Nace de noble familia en 1522 y recibe el nombre de Alejandrina (Sandrina). Ya de muy niña, huérfana de madre, tenía una gran pasión por Cristo crucificado.

A los doce años entra en el monasterio de San Vicente de las hermanas de la tercera regla del santo Padre Domingo en la ciudad de Prato (Florencia) y recibiendo el hábito de manos de su tío Timoteo Ricci, tomó el nombre de Catalina. Allí pudo finalmente perderse en la contemplación de Jesús crucificado.

Durante doce años (1542-1554) revivió en su cuerpo, martirizado por las llagas del Crucificado, con éxtasis y espasmos dolorísimos, la pasión del Salvador.

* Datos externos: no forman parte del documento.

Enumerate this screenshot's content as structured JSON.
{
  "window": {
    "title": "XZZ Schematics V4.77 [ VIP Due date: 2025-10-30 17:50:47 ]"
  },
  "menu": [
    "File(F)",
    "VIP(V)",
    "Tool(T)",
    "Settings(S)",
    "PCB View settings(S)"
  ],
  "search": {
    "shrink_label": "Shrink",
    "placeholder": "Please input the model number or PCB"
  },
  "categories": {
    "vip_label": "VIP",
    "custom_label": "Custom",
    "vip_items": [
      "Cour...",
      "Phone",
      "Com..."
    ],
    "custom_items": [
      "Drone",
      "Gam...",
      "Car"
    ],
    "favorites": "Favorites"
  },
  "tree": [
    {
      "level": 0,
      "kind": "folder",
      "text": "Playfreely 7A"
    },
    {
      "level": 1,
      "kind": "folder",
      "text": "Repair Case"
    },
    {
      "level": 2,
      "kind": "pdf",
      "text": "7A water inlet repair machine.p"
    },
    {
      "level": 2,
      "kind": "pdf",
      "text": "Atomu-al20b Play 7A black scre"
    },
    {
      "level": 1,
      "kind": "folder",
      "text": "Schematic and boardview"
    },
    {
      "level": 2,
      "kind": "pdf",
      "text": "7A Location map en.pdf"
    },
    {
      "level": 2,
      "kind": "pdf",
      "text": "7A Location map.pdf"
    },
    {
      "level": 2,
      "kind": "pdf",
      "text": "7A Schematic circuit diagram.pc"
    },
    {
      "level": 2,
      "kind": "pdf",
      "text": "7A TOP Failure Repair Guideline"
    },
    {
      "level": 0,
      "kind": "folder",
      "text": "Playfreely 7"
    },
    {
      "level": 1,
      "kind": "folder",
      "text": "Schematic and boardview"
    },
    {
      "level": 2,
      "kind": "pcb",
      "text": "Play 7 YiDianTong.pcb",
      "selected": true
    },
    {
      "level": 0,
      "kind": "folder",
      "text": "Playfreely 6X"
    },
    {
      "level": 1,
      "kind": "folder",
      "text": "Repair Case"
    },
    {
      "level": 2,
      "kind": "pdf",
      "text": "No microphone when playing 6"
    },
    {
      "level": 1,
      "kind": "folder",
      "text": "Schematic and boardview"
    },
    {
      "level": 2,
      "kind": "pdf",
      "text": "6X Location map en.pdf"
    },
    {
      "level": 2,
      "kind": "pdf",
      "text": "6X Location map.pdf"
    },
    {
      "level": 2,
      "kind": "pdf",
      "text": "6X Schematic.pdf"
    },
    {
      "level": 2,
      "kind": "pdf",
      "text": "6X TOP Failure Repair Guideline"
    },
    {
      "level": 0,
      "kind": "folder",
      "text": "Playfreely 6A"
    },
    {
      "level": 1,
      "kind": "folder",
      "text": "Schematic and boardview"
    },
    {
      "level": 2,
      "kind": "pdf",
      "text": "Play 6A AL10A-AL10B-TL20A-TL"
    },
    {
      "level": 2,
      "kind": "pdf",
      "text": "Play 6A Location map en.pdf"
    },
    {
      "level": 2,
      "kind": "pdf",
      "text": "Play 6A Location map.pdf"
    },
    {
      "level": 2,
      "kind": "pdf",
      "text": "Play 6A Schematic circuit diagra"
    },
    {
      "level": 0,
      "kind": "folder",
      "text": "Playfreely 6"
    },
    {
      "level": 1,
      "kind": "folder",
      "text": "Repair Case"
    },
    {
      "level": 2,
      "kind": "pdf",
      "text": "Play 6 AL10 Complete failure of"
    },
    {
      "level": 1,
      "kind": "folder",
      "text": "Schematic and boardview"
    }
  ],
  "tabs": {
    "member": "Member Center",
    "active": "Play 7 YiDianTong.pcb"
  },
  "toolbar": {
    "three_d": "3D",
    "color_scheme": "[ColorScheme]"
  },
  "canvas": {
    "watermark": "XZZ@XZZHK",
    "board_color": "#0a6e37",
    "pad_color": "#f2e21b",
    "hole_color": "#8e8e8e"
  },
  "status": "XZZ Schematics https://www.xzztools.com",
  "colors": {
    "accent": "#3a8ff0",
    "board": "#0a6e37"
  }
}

Llena de fuego del Espíritu Santo, buscando incansablemente la gloria del señor, promovió la reforma de la vida regular, inspirada especialmente por fray Jerónimo Savonarola, a quien veneraba con agradecido afecto.

Su amor a la pasión del Señor la llevó a componer con versículos de la sagrada Escritura una meditación reposada sobre los sufrimientos de Cristo, que los libros corales dominicanos han transmitido y que se cata cada viernes de cuaresma.
La extraordinaria abundancia de carismas celestiales, junto con una exquisita prudencia y especial sentido práctico, hicieron de ella la superiora ideal y fue dos veces priora y repetidamente maestra de novicias.

Al monasterio de San Vicente llegaron buscando consejo príncipes y prelados. Tuvo gran amistad con san Carlos Borromeo, san Felipe Neri, san Pío V y santa María Magdalena de' Pazzi. De ella se conserva un abundante epistolario.
Murió en Prato el 2 de febrero de 1590. Fue beatificada por Clemente XII el 23 de noviembre de 1732 y canonizada por Benedicto XIV el 29 de junio de 1746.

El cuerpo de la santa se venera en la basílica dedicada a san Vicente Ferrer en Prato.